Conception/méthodologie/approche

Les participants ont été recrutés pour une enquête en ligne par le biais de réseaux de médias sociaux, de rassemblements d'adultes, de groupes d'aptitudes sociales et de groupes de soutien aux autistes dans tout le pays. Les critères d'inclusion des adultes étaient l'autisme - diagnostiqué ou auto-diagnostiqué - et un âge de 18 ans ou plus. Un total de 460 répondants, composés d'adultes autistes et d'aidants d'enfants autistes, ont rempli une enquête en ligne. Les entrées des soignants (n=217) concernaient 79% d'enfants de sexe masculin, 21% d'enfants de sexe féminin (ratio homme/femme de 3,80:1) et un enfant transgenre MtF, âgés de 1 à 38 ans, avec un âge moyen au moment du diagnostic de 4,69 ans. Les entrées d'adultes (n=243) concernaient 30 % d'hommes, 55 % de femmes (ratio homme/femme de 0,55:1) et 14 % d'un autre sexe, âgés de 18 à 73 ans, avec un âge moyen au moment du diagnostic de 25,38 ans.

Résultats

Près de la moitié (46 %) des répondants exposés à l'ABA ont atteint le seuil diagnostique du SSPT, et des niveaux extrêmes de sévérité ont été enregistrés dans 47 % du sous-groupe affecté. Les répondants de tous âges qui ont été exposés à l'ABA avaient 86 % plus de chances de répondre aux critères de SSPT que les répondants qui n'ont pas été exposés à l'ABA. Les adultes et les enfants avaient tous deux plus de chances (41 % et 130 %, respectivement) de répondre aux critères de SSPT s'ils étaient exposés à l'ABA. Les adultes et les enfants non exposés à l'ABA avaient 72 % de chances de ne pas déclarer de SSPT (voir figure 1). Au moment de l'étude, 41 % des aidants ont déclaré utiliser des interventions basées sur l'ABA.

Originalité/valeur

La majorité des adultes interrogés étaient des femmes, ce qui soulève des questions sur la population des autistes interrogés en ligne. De plus, le nombre élevé de répondants adultes ayant déclaré un sexe autre que masculin ou féminin, ainsi qu'au moins un enfant MtF parmi les répondants aidants, indique que les études futures devraient prendre en compte ces intersections. Ces résultats s'accompagnent de divergences significatives dans les biais de déclaration entre les aidants et les personnes exposées à l'ABA, ce qui souligne la nécessité d'inclure la voix des adultes autistes dans la conception des interventions futures.

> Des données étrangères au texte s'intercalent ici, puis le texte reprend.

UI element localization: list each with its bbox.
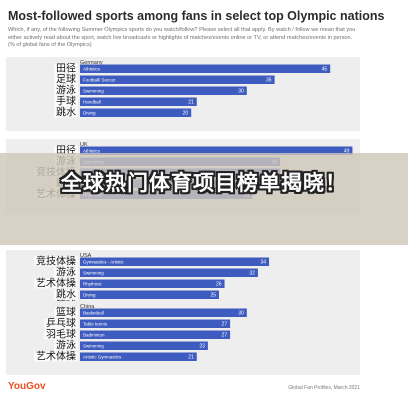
bar (80, 341, 208, 350)
bar-category-label: Artistic Gymnastics (83, 355, 122, 360)
overlay-label-background (34, 278, 78, 289)
bar-category-label: Diving (83, 111, 96, 116)
bar (80, 290, 219, 299)
bar-value-label: 32 (249, 271, 255, 277)
source-note: Global Fan Profiles, March 2021 (288, 385, 360, 391)
bar-value-label: 21 (188, 355, 194, 361)
overlay-chinese-label: 手球 (56, 95, 76, 108)
bar (80, 352, 197, 361)
bar (80, 75, 275, 84)
bar-value-label: 45 (322, 67, 328, 73)
overlay-chinese-label: 跳水 (56, 288, 76, 301)
bar-value-label: 27 (222, 333, 228, 339)
bar-value-label: 23 (199, 344, 205, 350)
bar-value-label: 25 (210, 293, 216, 299)
overlay-chinese-label: 乒乓球 (46, 317, 76, 330)
overlay-chinese-label: 竞技体操 (36, 255, 76, 268)
bar-category-label: Basketball (83, 311, 104, 316)
overlay-chinese-label: 艺术体操 (36, 350, 76, 363)
bar-value-label: 21 (188, 100, 194, 106)
overlay-label-background (54, 63, 78, 74)
panel-country-label: UK (80, 142, 88, 148)
overlay-label-background (54, 267, 78, 278)
panel-country-label: Germany (80, 60, 103, 66)
bar (80, 257, 270, 266)
overlay-label-background (44, 329, 78, 340)
bar (80, 108, 192, 117)
bar-category-label: Rhythmic (83, 282, 103, 287)
bar-category-label: Athletics (83, 67, 101, 72)
bar-value-label: 26 (216, 282, 222, 288)
chart-subtitle: Which, if any, of the following Summer O… (8, 27, 356, 48)
panel-country-label: USA (80, 253, 92, 259)
overlay-chinese-label: 艺术体操 (36, 277, 76, 290)
overlay-label-background (54, 74, 78, 85)
headline-text: 全球热门体育项目榜单揭晓！ (61, 172, 347, 195)
bar-category-label: Athletics (83, 149, 101, 154)
overlay-label-background (54, 96, 78, 107)
bar-value-label: 30 (238, 89, 244, 95)
overlay-label-background (54, 340, 78, 351)
bar-category-label: Handball (83, 100, 101, 105)
overlay-chinese-label: 田径 (56, 62, 76, 75)
bar (80, 146, 353, 155)
bar-category-label: Swimming (83, 271, 104, 276)
bar-category-label: Gymnastics - Artistic (83, 260, 125, 265)
yougov-logo: YouGov (8, 381, 46, 392)
overlay-label-background (34, 256, 78, 267)
overlay-label-background (54, 307, 78, 318)
overlay-label-background (54, 85, 78, 96)
chart-title: Most-followed sports among fans in selec… (8, 9, 385, 23)
bar-value-label: 34 (260, 260, 266, 266)
overlay-chinese-label: 篮球 (56, 306, 76, 319)
overlay-chinese-label: 足球 (56, 73, 76, 86)
overlay-label-background (54, 145, 78, 156)
bar-value-label: 30 (238, 311, 244, 317)
overlay-label-background (34, 351, 78, 362)
bar-category-label: Diving (83, 293, 96, 298)
bar (80, 308, 247, 317)
overlay-label-background (54, 107, 78, 118)
bar (80, 268, 258, 277)
overlay-chinese-label: 游泳 (56, 266, 76, 279)
bar-category-label: Swimming (83, 344, 104, 349)
bar-value-label: 20 (183, 111, 189, 117)
bar (80, 64, 331, 73)
bar (80, 279, 225, 288)
bar-value-label: 27 (222, 322, 228, 328)
overlay-chinese-label: 游泳 (56, 84, 76, 97)
overlay-chinese-label: 跳水 (56, 106, 76, 119)
overlay-chinese-label: 游泳 (56, 339, 76, 352)
overlay-chinese-label: 羽毛球 (46, 328, 76, 341)
bar-value-label: 49 (344, 149, 350, 155)
bar-value-label: 35 (266, 78, 272, 84)
bar (80, 86, 247, 95)
overlay-label-background (44, 318, 78, 329)
bar-category-label: Swimming (83, 89, 104, 94)
headline-banner (0, 153, 408, 245)
bar-category-label: Badminton (83, 333, 105, 338)
panel-country-label: China (80, 304, 95, 310)
bar-category-label: Table tennis (83, 322, 108, 327)
overlay-label-background (54, 289, 78, 300)
bar (80, 319, 231, 328)
bar (80, 97, 197, 106)
bar (80, 330, 231, 339)
bar-category-label: Football/ Soccer (83, 78, 116, 83)
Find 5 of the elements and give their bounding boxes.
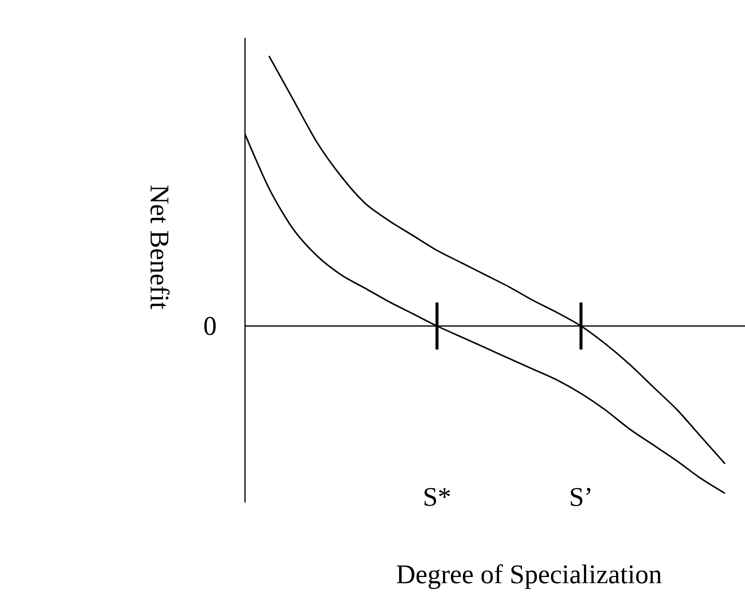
y-axis-title: Net Benefit <box>150 185 170 310</box>
text: 0 <box>204 316 216 336</box>
x-tick-label: S* <box>424 488 450 506</box>
x-axis-title: Degree of Specialization <box>396 564 662 589</box>
x-tick-label: S’ <box>570 488 590 506</box>
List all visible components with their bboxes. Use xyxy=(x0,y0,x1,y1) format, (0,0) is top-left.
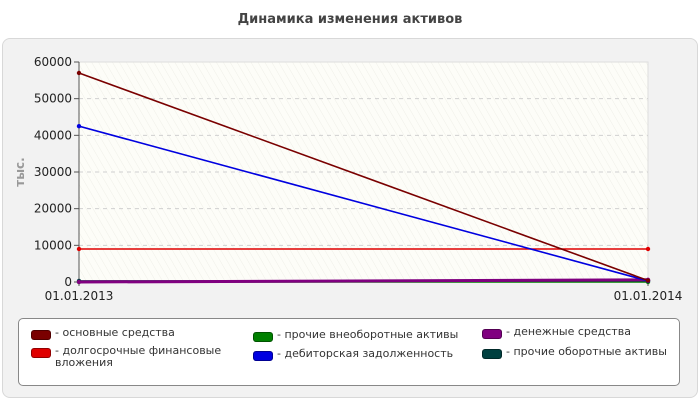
legend-swatch xyxy=(253,351,273,361)
x-tick-label: 01.01.2013 xyxy=(45,289,114,303)
legend-swatch xyxy=(482,349,502,359)
legend-label: - основные средства xyxy=(55,326,175,339)
legend: - основные средства - долгосрочные финанс… xyxy=(18,318,680,386)
data-point xyxy=(76,70,82,76)
legend-label: - денежные средства xyxy=(506,325,631,338)
data-point xyxy=(76,279,82,285)
legend-item: - прочие оборотные активы xyxy=(482,346,672,359)
y-tick-label: 20000 xyxy=(34,202,72,216)
y-tick-label: 30000 xyxy=(34,165,72,179)
x-tick-label: 01.01.2014 xyxy=(614,289,683,303)
y-tick-label: 0 xyxy=(64,275,72,289)
legend-label: - прочие оборотные активы xyxy=(506,345,667,358)
legend-item: - долгосрочные финансовые вложения xyxy=(31,345,231,369)
legend-swatch xyxy=(482,329,502,339)
legend-swatch xyxy=(31,330,51,340)
series-line xyxy=(78,278,649,284)
series-line xyxy=(78,72,649,282)
data-point xyxy=(645,246,651,252)
legend-swatch xyxy=(253,332,273,342)
series-line xyxy=(78,125,649,282)
legend-swatch xyxy=(31,348,51,358)
data-point xyxy=(76,123,82,129)
y-axis-label: тыс. xyxy=(13,157,27,186)
data-point xyxy=(76,246,82,252)
data-point xyxy=(645,278,651,283)
legend-item: - денежные средства xyxy=(482,326,672,339)
legend-item: - дебиторская задолженность xyxy=(253,348,468,361)
legend-label: - прочие внеоборотные активы xyxy=(277,328,459,341)
legend-label: - дебиторская задолженность xyxy=(277,347,454,360)
legend-item: - прочие внеоборотные активы xyxy=(253,329,468,342)
y-tick-label: 60000 xyxy=(34,55,72,69)
chart-title: Динамика изменения активов xyxy=(237,12,463,27)
legend-item: - основные средства xyxy=(31,327,231,340)
legend-label: - долгосрочные финансовые вложения xyxy=(55,344,222,369)
y-tick-label: 50000 xyxy=(34,92,72,106)
y-tick-label: 40000 xyxy=(34,128,72,142)
y-tick-label: 10000 xyxy=(34,238,72,252)
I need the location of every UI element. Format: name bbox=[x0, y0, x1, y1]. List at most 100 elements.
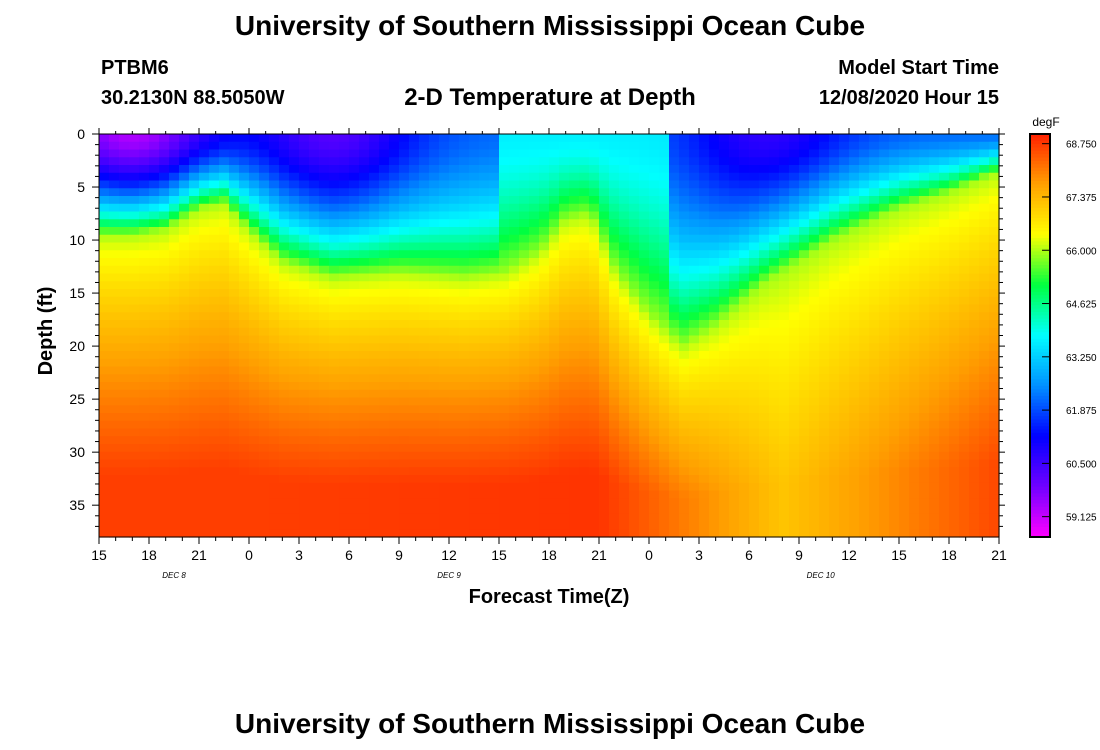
heatmap-cell bbox=[699, 420, 710, 430]
colorbar-segment bbox=[1030, 204, 1050, 209]
heatmap-cell bbox=[119, 351, 130, 360]
heatmap-cell bbox=[279, 211, 290, 220]
heatmap-cell bbox=[849, 389, 860, 399]
heatmap-cell bbox=[459, 428, 470, 437]
heatmap-cell bbox=[689, 312, 700, 321]
heatmap-cell bbox=[789, 366, 800, 375]
heatmap-cell bbox=[759, 211, 770, 220]
heatmap-cell bbox=[579, 203, 590, 213]
heatmap-cell bbox=[579, 149, 590, 158]
heatmap-cell bbox=[309, 482, 320, 492]
heatmap-cell bbox=[109, 529, 120, 538]
heatmap-cell bbox=[769, 475, 780, 484]
heatmap-cell bbox=[379, 196, 390, 205]
heatmap-cell bbox=[809, 157, 820, 166]
heatmap-cell bbox=[169, 258, 180, 267]
heatmap-cell bbox=[649, 296, 660, 306]
colorbar-segment bbox=[1030, 291, 1050, 296]
heatmap-cell bbox=[419, 459, 430, 468]
heatmap-cell bbox=[609, 312, 620, 321]
heatmap-cell bbox=[979, 389, 990, 399]
heatmap-cell bbox=[179, 529, 190, 538]
heatmap-cell bbox=[239, 482, 250, 492]
heatmap-cell bbox=[729, 141, 740, 151]
heatmap-cell bbox=[739, 482, 750, 492]
heatmap-cell bbox=[809, 219, 820, 228]
heatmap-cell bbox=[429, 459, 440, 468]
heatmap-cell bbox=[699, 498, 710, 507]
heatmap-cell bbox=[339, 521, 350, 530]
heatmap-cell bbox=[579, 134, 590, 143]
heatmap-cell bbox=[639, 172, 650, 182]
heatmap-cell bbox=[609, 467, 620, 476]
colorbar-segment bbox=[1030, 308, 1050, 313]
heatmap-cell bbox=[569, 203, 580, 213]
heatmap-cell bbox=[769, 180, 780, 189]
heatmap-cell bbox=[589, 265, 600, 275]
heatmap-cell bbox=[379, 366, 390, 375]
heatmap-cell bbox=[409, 188, 420, 197]
heatmap-cell bbox=[269, 444, 280, 453]
heatmap-cell bbox=[389, 459, 400, 468]
heatmap-cell bbox=[669, 490, 680, 499]
heatmap-cell bbox=[959, 413, 970, 422]
heatmap-cell bbox=[309, 335, 320, 344]
heatmap-cell bbox=[319, 141, 330, 151]
heatmap-cell bbox=[659, 482, 670, 492]
heatmap-cell bbox=[239, 529, 250, 538]
heatmap-cell bbox=[399, 273, 410, 282]
heatmap-cell bbox=[169, 250, 180, 259]
heatmap-cell bbox=[179, 397, 190, 406]
heatmap-cell bbox=[349, 327, 360, 337]
heatmap-cell bbox=[129, 327, 140, 337]
heatmap-cell bbox=[749, 172, 760, 182]
heatmap-cell bbox=[569, 358, 580, 368]
heatmap-cell bbox=[129, 374, 140, 383]
heatmap-cell bbox=[979, 273, 990, 282]
heatmap-cell bbox=[529, 335, 540, 344]
heatmap-cell bbox=[249, 513, 260, 523]
heatmap-cell bbox=[399, 327, 410, 337]
heatmap-cell bbox=[199, 227, 210, 236]
heatmap-cell bbox=[709, 490, 720, 499]
heatmap-cell bbox=[579, 382, 590, 391]
heatmap-cell bbox=[919, 482, 930, 492]
heatmap-cell bbox=[869, 273, 880, 282]
heatmap-cell bbox=[749, 281, 760, 290]
heatmap-cell bbox=[169, 436, 180, 445]
heatmap-cell bbox=[319, 304, 330, 313]
heatmap-cell bbox=[959, 420, 970, 430]
heatmap-cell bbox=[639, 188, 650, 197]
heatmap-cell bbox=[839, 203, 850, 213]
heatmap-cell bbox=[319, 420, 330, 430]
heatmap-cell bbox=[829, 296, 840, 306]
heatmap-cell bbox=[299, 312, 310, 321]
heatmap-cell bbox=[779, 343, 790, 352]
colorbar-segment bbox=[1030, 382, 1050, 387]
heatmap-cell bbox=[629, 428, 640, 437]
heatmap-cell bbox=[779, 203, 790, 213]
colorbar-segment bbox=[1030, 406, 1050, 410]
heatmap-cell bbox=[459, 475, 470, 484]
heatmap-cell bbox=[219, 188, 230, 197]
heatmap-cell bbox=[909, 304, 920, 313]
heatmap-cell bbox=[489, 459, 500, 468]
heatmap-cell bbox=[699, 475, 710, 484]
heatmap-cell bbox=[979, 506, 990, 515]
heatmap-cell bbox=[309, 320, 320, 329]
heatmap-cell bbox=[159, 234, 170, 244]
heatmap-cell bbox=[879, 475, 890, 484]
heatmap-cell bbox=[629, 289, 640, 298]
heatmap-cell bbox=[259, 320, 270, 329]
heatmap-cell bbox=[299, 196, 310, 205]
heatmap-cell bbox=[369, 265, 380, 275]
heatmap-cell bbox=[229, 296, 240, 306]
heatmap-cell bbox=[809, 475, 820, 484]
heatmap-cell bbox=[919, 413, 930, 422]
heatmap-cell bbox=[469, 180, 480, 189]
heatmap-cell bbox=[699, 188, 710, 197]
heatmap-cell bbox=[479, 420, 490, 430]
heatmap-cell bbox=[689, 374, 700, 383]
heatmap-cell bbox=[769, 242, 780, 251]
heatmap-cell bbox=[419, 389, 430, 399]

Sur la base de ces résultats, l'auteur estime que près de la moitié des enfants autistes exposés à l'ABA devraient répondre aux critères de SSPT quatre semaines après le début de l'intervention ; si l'intervention ABA se poursuit, on aura tendance à observer une augmentation de la satisfaction des parents malgré l'absence de diminution de la sévérité du SSPT. (...)

Ce blog est personnel, la rédaction n’est pas à l’origine de ses contenus.